Drug addiction influences many physiological functions including reactions of the immune system. The higher occurence of infectious and other diseases in drug addicts has been explained by the depression of immunity due to the harmful effects of the drug. To test this assumption, we tested the proliferative responsiveness and cytokine production of PBL from a group of heroin addicts (N = 19), patients maintained on methadone (N = 15) and healthy controls (N = 15). The results show that Con A-induced proliferation of PBL from heroin addicts was even enhanced in comparison with PBL from the control group. Similarly, production of IL-2, IL-10 and IFNgamma was higher in the group of heroin addicts than in healthy controls. The enhanced proliferation of PBL or the increased production of cytokines observed in heroin addicts was partially or completely normalized in the group of patients maintained on methadone. A significantly higher production of IL-6 was found in both unstimulated and stimulated PBL from heroin addicts and patients maintained on methadone, when compared with PBL from healthy controls. The results thus showed enhanced proliferative activity and increased production of various cytokines in heroin addicts and partial or complete adjustment of these alterations in patients maintained on methadone.

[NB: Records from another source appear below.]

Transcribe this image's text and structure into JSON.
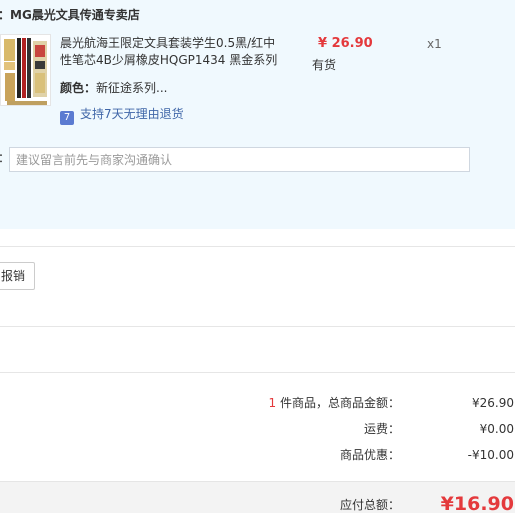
{
  "order": {
    "shop_prefix": "：",
    "shop_name": "MG晨光文具传通专卖店",
    "product": {
      "title": "晨光航海王限定文具套装学生0.5黑/红中性笔芯4B少屑橡皮HQGP1434 黑金系列",
      "price": "¥ 26.90",
      "stock": "有货",
      "quantity": "x1",
      "color_label": "颜色：",
      "color_value": "新征途系列...",
      "return_badge": "7",
      "return_policy": "支持7天无理由退货"
    },
    "memo": {
      "prefix": "：",
      "placeholder": "建议留言前先与商家沟通确认",
      "value": ""
    }
  },
  "invoice": {
    "button_label": "报销"
  },
  "summary": {
    "count": "1",
    "goods_label": " 件商品，总商品金额：",
    "goods_total": "¥26.90",
    "shipping_label": "运费：",
    "shipping_value": "¥0.00",
    "discount_label": "商品优惠：",
    "discount_value": "-¥10.00",
    "payable_label": "应付总额：",
    "payable_value": "¥16.90"
  },
  "colors": {
    "accent_red": "#e4393c",
    "order_background": "#f0f9fe",
    "link_blue": "#3f66a8"
  }
}
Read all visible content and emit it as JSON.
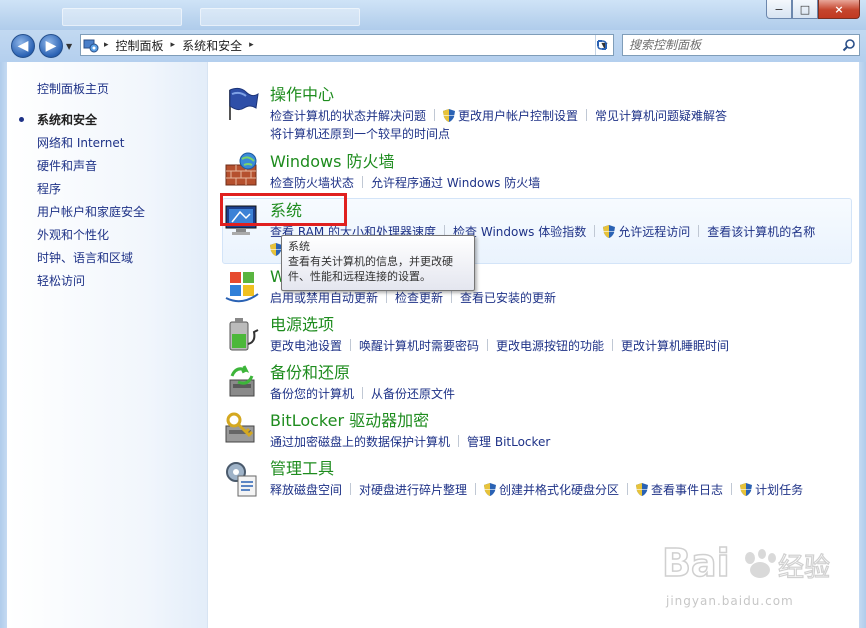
{
  "window": {
    "title": "",
    "controls": {
      "minimize": "−",
      "maximize": "□",
      "close": "×"
    }
  },
  "address": {
    "crumbs": [
      "控制面板",
      "系统和安全"
    ]
  },
  "search": {
    "placeholder": "搜索控制面板"
  },
  "sidebar": {
    "home": "控制面板主页",
    "items": [
      {
        "label": "系统和安全",
        "active": true
      },
      {
        "label": "网络和 Internet"
      },
      {
        "label": "硬件和声音"
      },
      {
        "label": "程序"
      },
      {
        "label": "用户帐户和家庭安全"
      },
      {
        "label": "外观和个性化"
      },
      {
        "label": "时钟、语言和区域"
      },
      {
        "label": "轻松访问"
      }
    ]
  },
  "categories": [
    {
      "title": "操作中心",
      "icon": "action-center-flag-icon",
      "links": [
        "检查计算机的状态并解决问题",
        "更改用户帐户控制设置",
        "常见计算机问题疑难解答",
        "将计算机还原到一个较早的时间点"
      ]
    },
    {
      "title": "Windows 防火墙",
      "icon": "firewall-icon",
      "links": [
        "检查防火墙状态",
        "允许程序通过 Windows 防火墙"
      ]
    },
    {
      "title": "系统",
      "icon": "system-icon",
      "links": [
        "查看 RAM 的大小和处理器速度",
        "检查 Windows 体验指数",
        "允许远程访问",
        "查看该计算机的名称"
      ]
    },
    {
      "title": "W",
      "icon": "windows-update-icon",
      "links": [
        "启用或禁用自动更新",
        "检查更新",
        "查看已安装的更新"
      ]
    },
    {
      "title": "电源选项",
      "icon": "power-options-icon",
      "links": [
        "更改电池设置",
        "唤醒计算机时需要密码",
        "更改电源按钮的功能",
        "更改计算机睡眠时间"
      ]
    },
    {
      "title": "备份和还原",
      "icon": "backup-restore-icon",
      "links": [
        "备份您的计算机",
        "从备份还原文件"
      ]
    },
    {
      "title": "BitLocker 驱动器加密",
      "icon": "bitlocker-icon",
      "links": [
        "通过加密磁盘上的数据保护计算机",
        "管理 BitLocker"
      ]
    },
    {
      "title": "管理工具",
      "icon": "admin-tools-icon",
      "links": [
        "释放磁盘空间",
        "对硬盘进行碎片整理",
        "创建并格式化硬盘分区",
        "查看事件日志",
        "计划任务"
      ]
    }
  ],
  "tooltip": {
    "title": "系统",
    "body": "查看有关计算机的信息，并更改硬件、性能和远程连接的设置。"
  },
  "watermark": {
    "text": "jingyan.baidu.com",
    "logo": "Baidu经验"
  },
  "colors": {
    "link": "#1e3287",
    "category_title": "#1e8c1e",
    "highlight": "#e0201f",
    "chrome": "#b4cfee"
  }
}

Zenda T; Kobayashi T; Miyamoto S; Okada T. Severe alcoholic hepatitis accompanied by Fournier's gangrene. European Journal of Gastroenterology and Hepatology 15(4): 419-422, 2003. (16 refs.)

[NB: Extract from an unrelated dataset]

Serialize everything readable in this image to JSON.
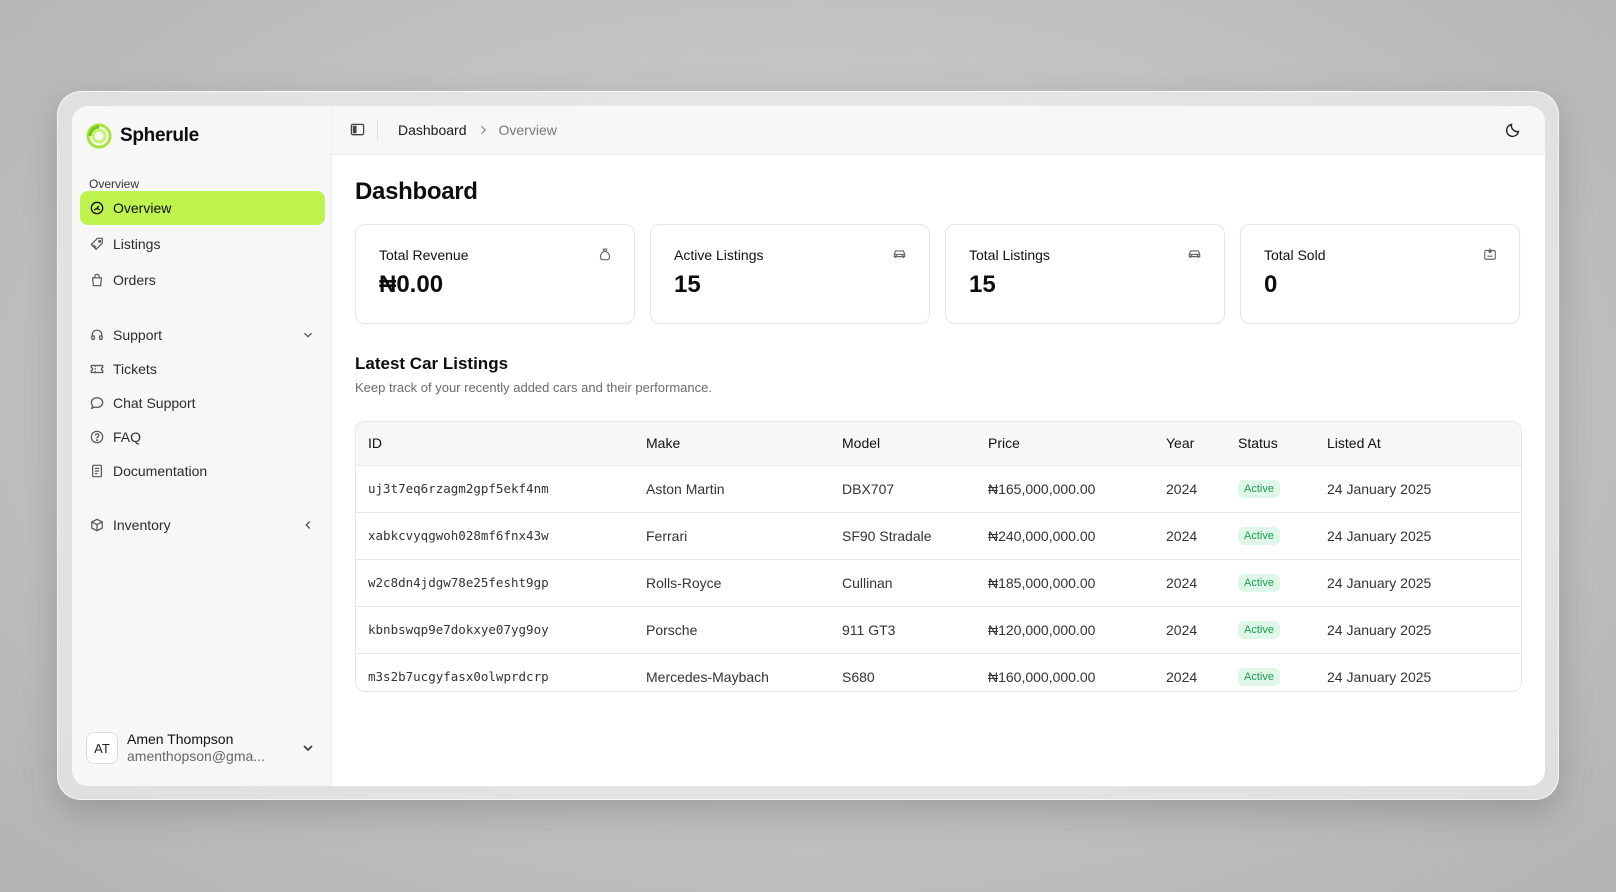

This case report describes the medical history of a debilitated 62-year-old Japanese man who presented with jaundice and a 3-day history of high fever, genital pain, edema, and marked penoscrotal swelling. The patient had a long history of alcohol abuse and poor diet. Laboratory tests revealed leucocytosis, anemia, marked thrombocytopenia, intense inflammatory reaction and liver injury, renal dysfunction, and malnutrition. Urinalysis showed microscopic hematuria. Computed tomography showed soft tissue thickening of the penoscrotum and diffuse enlargement of the liver. The patient was diagnosed as having severe alcoholic hepatitis concurrent with Fournier's gangrene. Treatment procedures included disinfection of the necrotizing tissue and use of broad-spectrum antibiotics and prednisolone, which produced a successful outcome. The route of bacterial intrusion was not defined, but the Fournier's gangrene is believed to have developed from impaired immunological defenses primarily associated with heavy alcohol consumption and profound liver dysfunction. The potential for life threatening urogenital area infection in alcoholic liver disease patients is discussed.